En el pueblo tenemos recogida selectiva, ayer era martes y no correspondía a la basura orgánica, por eso es aún más extraño que haya desaparecido el cubo lleno.

-¡Que raro! Perdona pero tengo un poco de prisa, si no te importa ya me contarás luego lo que ha pasado -le contesto con rapidez, no quiero llegar tarde a la oficina y me despido precipitadamente.

Al regresar ya es de noche, después de recoger el coche y hacer la compra son alrededor de las ocho y media, a esa hora no suele haber espacios libres para aparcar cerca de casa y he tenido que dejarlo en la otra calle. Avanzo con paso rápido, no se ve a nadie y hace frío. Mañana tengo el día libre y estoy dispuesta a aprovecharlo. Catalina ya ha cerrado las persianas, se ve la luz interior. Me detengo un instante junto a la casa de los misteriosos vecinos para buscar mis llaves, mientras voy tanteando en el caos de mi bolso me doy cuenta de que se ha desprendido el tapón del gel desinfectante, sigo rebuscando entre un mar de viscosidad hasta que aparecen las malditas llaves. Es entonces que empiezo a notar una sensación de incomodidad en la nuca, me siento vigilada, me dispongo a cruzar la calle cuando a mis espaldas el crujir de una ventana confirma mis sospechas.
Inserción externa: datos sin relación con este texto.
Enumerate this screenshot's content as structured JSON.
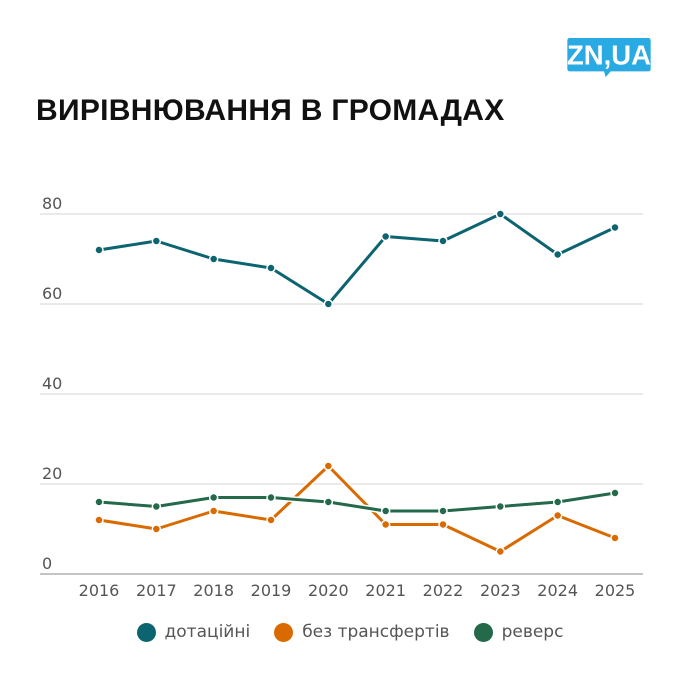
{
  "title": "ВИРІВНЮВАННЯ В ГРОМАДАХ",
  "logo": {
    "text": "ZN,UA",
    "color": "#29aae2"
  },
  "chart_data": {
    "type": "line",
    "title": "ВИРІВНЮВАННЯ В ГРОМАДАХ",
    "x": [
      2016,
      2017,
      2018,
      2019,
      2020,
      2021,
      2022,
      2023,
      2024,
      2025
    ],
    "ylim": [
      0,
      80
    ],
    "yticks": [
      0,
      20,
      40,
      60,
      80
    ],
    "grid": true,
    "legend": "bottom",
    "series": [
      {
        "name": "дотаційні",
        "color": "#0b6470",
        "values": [
          72,
          74,
          70,
          68,
          60,
          75,
          74,
          80,
          71,
          77
        ]
      },
      {
        "name": "без трансфертів",
        "color": "#d96a00",
        "values": [
          12,
          10,
          14,
          12,
          24,
          11,
          11,
          5,
          13,
          8
        ]
      },
      {
        "name": "реверс",
        "color": "#23694a",
        "values": [
          16,
          15,
          17,
          17,
          16,
          14,
          14,
          15,
          16,
          18
        ]
      }
    ]
  }
}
A la mañana siguiente me levanto descansada y con energía, he dormido de un tirón, ni me inmuto cuando compruebo que son las diez. Al abrir la ventana un agradable sol de invierno acaricia mi cara. Bajo a prepararme un café y abro la puerta de la calle para dejar entrar la luz, al asomarme, descubro que el cubo de basura orgánica que saqué ayer por la noche ha desaparecido.